If you are under .05, there is a jury instruction (below) that you are presumed

not to be under the influence of alcohol. The statute also creates a rebuttable presumption that the defendant was not under the influence if his or her blood alcohol level was less than 0.05 percent. (People v. Gallardo (1994) 22 Cal.App.4th 489, 496 [27 Cal.Rptr.2d 502].) Depending on the facts of the case, the defendant may be entitled to a pinpoint instruction on this presumption. It is not error to refuse an instruction on this presumption if the prosecution's theory is that the defendant was under the combined influence of drugs and alcohol. (People v. Andersen (1994) 26 Cal.App.4th 1241, 1250 [32 Cal.Rptr.2d 442].) If the evidence demonstrates that the person administering the test or agency maintaining the testing device failed to follow the title 17 regulations, give the bracketed sentence that begins with "In evaluating any test results in this case." (People v. Adams (1976) 59 Cal.App.3d 559, 567 [131 Cal.Rptr. 190] [failure to follow regulations in administering breath test goes to weight, not admissibility, of the evidence]; People v. Williams (2002) 28 Cal.4th 408, 417 [121 Cal.Rptr.2d 854, 49 P.3d 203] [same].)

So the prospect of a DUI conviction depends on the specific facts of each case.

Remember that a lower concentration of alcohol in your blood can still purportedly mean you are under the influence or impaired.

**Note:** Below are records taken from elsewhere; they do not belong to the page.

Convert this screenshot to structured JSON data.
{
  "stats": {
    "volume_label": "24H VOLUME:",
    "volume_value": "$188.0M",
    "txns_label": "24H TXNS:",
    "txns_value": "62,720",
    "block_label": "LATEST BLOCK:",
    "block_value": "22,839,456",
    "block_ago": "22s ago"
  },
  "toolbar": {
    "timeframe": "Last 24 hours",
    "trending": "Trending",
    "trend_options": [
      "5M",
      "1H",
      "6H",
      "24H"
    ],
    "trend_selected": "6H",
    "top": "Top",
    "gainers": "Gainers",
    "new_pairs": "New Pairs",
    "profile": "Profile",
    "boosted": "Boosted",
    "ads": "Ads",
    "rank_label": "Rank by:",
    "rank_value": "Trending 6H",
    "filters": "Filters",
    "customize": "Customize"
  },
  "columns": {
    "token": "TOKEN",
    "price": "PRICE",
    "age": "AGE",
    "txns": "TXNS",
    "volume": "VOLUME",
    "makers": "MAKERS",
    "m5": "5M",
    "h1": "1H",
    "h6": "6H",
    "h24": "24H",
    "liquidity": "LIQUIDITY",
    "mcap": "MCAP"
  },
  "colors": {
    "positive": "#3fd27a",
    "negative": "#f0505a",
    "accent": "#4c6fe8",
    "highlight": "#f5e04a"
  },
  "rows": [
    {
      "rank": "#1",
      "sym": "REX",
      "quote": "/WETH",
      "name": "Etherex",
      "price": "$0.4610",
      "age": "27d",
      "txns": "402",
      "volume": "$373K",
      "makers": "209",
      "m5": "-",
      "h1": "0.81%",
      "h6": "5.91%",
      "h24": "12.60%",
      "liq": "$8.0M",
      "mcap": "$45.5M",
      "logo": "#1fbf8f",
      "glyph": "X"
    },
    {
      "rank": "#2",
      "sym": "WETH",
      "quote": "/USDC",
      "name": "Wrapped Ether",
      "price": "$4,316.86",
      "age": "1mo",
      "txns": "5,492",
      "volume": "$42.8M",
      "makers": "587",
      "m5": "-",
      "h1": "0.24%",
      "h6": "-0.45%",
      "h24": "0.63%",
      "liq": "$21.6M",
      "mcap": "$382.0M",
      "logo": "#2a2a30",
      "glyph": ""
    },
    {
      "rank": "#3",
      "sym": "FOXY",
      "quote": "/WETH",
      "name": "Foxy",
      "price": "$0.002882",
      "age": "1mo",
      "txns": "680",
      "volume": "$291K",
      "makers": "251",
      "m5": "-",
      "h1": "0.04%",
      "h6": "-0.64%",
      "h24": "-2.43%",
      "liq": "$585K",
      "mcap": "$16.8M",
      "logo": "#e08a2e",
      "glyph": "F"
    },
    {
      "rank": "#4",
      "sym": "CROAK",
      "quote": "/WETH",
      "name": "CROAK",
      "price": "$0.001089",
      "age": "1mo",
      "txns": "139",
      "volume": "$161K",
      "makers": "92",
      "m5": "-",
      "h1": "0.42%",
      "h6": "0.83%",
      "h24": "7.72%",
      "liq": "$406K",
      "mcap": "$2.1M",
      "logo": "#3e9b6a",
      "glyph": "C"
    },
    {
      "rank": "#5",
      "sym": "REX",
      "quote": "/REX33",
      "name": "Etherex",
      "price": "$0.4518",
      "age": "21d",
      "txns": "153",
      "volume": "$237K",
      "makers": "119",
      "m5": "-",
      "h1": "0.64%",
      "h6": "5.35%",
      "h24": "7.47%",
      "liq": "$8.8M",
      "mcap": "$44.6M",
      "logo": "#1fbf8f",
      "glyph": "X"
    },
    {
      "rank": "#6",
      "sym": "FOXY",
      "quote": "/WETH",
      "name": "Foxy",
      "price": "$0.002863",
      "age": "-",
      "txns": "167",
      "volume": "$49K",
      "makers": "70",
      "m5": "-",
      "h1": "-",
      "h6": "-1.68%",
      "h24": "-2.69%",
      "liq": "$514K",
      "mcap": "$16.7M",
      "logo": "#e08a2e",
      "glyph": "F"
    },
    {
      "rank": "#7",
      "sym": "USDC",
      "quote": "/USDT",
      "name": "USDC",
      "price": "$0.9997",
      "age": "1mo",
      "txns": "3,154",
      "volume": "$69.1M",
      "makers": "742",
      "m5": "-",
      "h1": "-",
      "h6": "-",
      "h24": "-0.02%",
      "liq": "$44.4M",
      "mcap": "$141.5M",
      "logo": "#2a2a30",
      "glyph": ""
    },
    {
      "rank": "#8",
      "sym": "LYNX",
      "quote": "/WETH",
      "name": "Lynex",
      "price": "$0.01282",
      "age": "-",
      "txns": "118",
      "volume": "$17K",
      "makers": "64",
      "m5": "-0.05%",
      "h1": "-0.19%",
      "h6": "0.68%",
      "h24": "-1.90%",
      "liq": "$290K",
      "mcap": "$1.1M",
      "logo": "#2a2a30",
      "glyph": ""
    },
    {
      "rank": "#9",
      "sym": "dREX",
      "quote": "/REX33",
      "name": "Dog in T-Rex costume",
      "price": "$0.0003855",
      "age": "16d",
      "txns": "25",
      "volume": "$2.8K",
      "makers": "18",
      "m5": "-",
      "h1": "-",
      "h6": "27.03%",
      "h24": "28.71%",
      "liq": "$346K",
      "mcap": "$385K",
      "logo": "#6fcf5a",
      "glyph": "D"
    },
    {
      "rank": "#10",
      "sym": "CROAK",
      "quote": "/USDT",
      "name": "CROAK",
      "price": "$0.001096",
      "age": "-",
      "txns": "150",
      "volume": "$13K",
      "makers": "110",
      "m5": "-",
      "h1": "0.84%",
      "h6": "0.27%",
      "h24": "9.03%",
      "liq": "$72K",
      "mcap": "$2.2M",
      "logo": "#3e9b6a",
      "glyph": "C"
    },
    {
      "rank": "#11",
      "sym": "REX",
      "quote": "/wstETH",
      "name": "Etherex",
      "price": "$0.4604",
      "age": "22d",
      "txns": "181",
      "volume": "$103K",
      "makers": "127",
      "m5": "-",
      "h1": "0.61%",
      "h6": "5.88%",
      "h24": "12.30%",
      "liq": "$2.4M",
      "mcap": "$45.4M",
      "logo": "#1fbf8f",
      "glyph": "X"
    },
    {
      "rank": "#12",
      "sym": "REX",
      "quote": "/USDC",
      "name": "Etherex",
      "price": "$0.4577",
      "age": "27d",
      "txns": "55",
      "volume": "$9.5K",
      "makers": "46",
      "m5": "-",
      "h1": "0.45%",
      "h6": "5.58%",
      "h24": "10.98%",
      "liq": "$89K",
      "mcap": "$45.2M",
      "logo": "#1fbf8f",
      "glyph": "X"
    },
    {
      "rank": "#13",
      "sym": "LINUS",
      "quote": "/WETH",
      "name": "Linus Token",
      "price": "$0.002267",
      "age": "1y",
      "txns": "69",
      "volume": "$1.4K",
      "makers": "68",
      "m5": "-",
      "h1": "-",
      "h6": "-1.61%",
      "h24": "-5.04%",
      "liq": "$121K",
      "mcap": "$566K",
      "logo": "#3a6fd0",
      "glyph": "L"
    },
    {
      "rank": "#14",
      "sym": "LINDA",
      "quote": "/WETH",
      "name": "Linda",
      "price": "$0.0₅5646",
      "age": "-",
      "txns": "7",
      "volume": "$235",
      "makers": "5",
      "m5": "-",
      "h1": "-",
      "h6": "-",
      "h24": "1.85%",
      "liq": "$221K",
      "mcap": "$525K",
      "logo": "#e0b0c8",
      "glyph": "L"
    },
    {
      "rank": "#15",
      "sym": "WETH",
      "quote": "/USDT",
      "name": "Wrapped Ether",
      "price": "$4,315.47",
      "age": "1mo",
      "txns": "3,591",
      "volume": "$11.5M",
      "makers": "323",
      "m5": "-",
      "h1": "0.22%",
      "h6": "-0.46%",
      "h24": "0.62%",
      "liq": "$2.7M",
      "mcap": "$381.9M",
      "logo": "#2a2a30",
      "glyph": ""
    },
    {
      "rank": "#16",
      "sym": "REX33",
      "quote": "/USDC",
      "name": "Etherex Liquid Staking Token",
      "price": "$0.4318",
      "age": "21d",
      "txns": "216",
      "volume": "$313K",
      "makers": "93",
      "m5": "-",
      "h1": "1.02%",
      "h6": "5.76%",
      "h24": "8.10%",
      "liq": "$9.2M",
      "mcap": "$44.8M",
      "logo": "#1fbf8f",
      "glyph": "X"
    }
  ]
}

DUIs are potentially costly in terms of fines, court-imposed fees, insurance rates, ignition interlock devices, vehicle impounds, public work service, alcohol programs, and the biggest fear - custody. Folks hire DUI criminal defense attorneys to contest their Drunk Driving charges to save their driver's licenses.

DUI cops often do not only use numbers from a breath test gadget to decide if a person is under the influence of alcohol (and/or drugs) or is impaired. A DUI officer frequently believes, even before doing a breath test, that the driver should be arrested for a DUI.

Observations involving one's lack of balance, questionable speech, ability to follow directions, basic motor skills, and type of driving are variables that go into an opinion of being under the influence of something.

DUI laws complicate matters. Each state has its own laws.